E muitos dos hospícios eram utilizados, na verdade, para encarcerar grupos minoritários que "deveriam ser excluídos da sociedade". Isso incluiria negros, pessoas em situação de rua e membres da comunidade LGBTQIAP+. "Os manicômios eram usados como uma forma de se 'livrar' de minorias, de fazer com que estas não fossem vistas publicamente, apenas descartadas e trancafiadas, sendo expostas a todo tipo de humilhação e tortura sem nenhum propósito real, se valendo da fachada de um 'tratamento' para algo que nunca foi doença. Aqueles que discordavam das convicções religiosas e políticas, dos costumes sociais e da heteronormatividade acabavam tendo manicômios como destino", explicou a psicóloga.

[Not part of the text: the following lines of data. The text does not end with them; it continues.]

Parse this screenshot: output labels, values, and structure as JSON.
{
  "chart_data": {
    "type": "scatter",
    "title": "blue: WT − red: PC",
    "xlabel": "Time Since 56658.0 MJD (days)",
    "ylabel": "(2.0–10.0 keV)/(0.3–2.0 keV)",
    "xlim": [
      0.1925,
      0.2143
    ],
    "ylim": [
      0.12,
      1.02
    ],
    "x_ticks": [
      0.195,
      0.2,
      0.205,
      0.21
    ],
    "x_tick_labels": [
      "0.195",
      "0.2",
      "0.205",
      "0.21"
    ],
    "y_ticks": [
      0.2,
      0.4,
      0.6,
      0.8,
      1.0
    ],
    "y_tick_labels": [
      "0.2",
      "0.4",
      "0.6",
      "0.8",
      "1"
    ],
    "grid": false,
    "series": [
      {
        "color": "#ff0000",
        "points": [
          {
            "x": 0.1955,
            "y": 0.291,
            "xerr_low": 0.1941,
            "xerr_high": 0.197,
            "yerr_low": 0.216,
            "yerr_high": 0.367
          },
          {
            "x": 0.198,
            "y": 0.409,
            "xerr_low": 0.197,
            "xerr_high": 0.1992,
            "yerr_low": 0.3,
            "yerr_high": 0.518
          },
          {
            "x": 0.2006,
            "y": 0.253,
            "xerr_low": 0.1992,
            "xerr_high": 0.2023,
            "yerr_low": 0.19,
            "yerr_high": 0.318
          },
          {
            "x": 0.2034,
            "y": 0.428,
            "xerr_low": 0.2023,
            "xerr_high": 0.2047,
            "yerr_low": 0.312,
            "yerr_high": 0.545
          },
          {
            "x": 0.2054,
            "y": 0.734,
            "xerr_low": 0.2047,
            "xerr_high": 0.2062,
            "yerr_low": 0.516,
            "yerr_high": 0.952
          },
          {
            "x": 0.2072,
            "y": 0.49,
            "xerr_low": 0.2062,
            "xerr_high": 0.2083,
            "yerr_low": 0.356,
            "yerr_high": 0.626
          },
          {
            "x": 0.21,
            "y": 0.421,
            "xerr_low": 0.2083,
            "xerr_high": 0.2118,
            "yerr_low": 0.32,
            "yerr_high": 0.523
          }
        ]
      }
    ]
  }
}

Hoje em dia, já é sabido que existem diversas formas de procedimentos para tratar transtornos mentais que não exigem esse tipo de controle, violência e exclusão. Esses métodos mais humanizados são defendidos por boa parte des profissionais da Psicologia. "Pessoalmente, não acredito (na volta dos manicômios atualmente). É um modelo que facilita todo tipo de desumanização, abusos e morte por violência. Toda pessoa deve ter o direito à liberdade, sendo reinserida na família, no trabalho e na comunidade, podendo, assim, receber seu tratamento adequado sem abrir mão de seus direitos como indivídue, sem ser descriminade ou excluíde".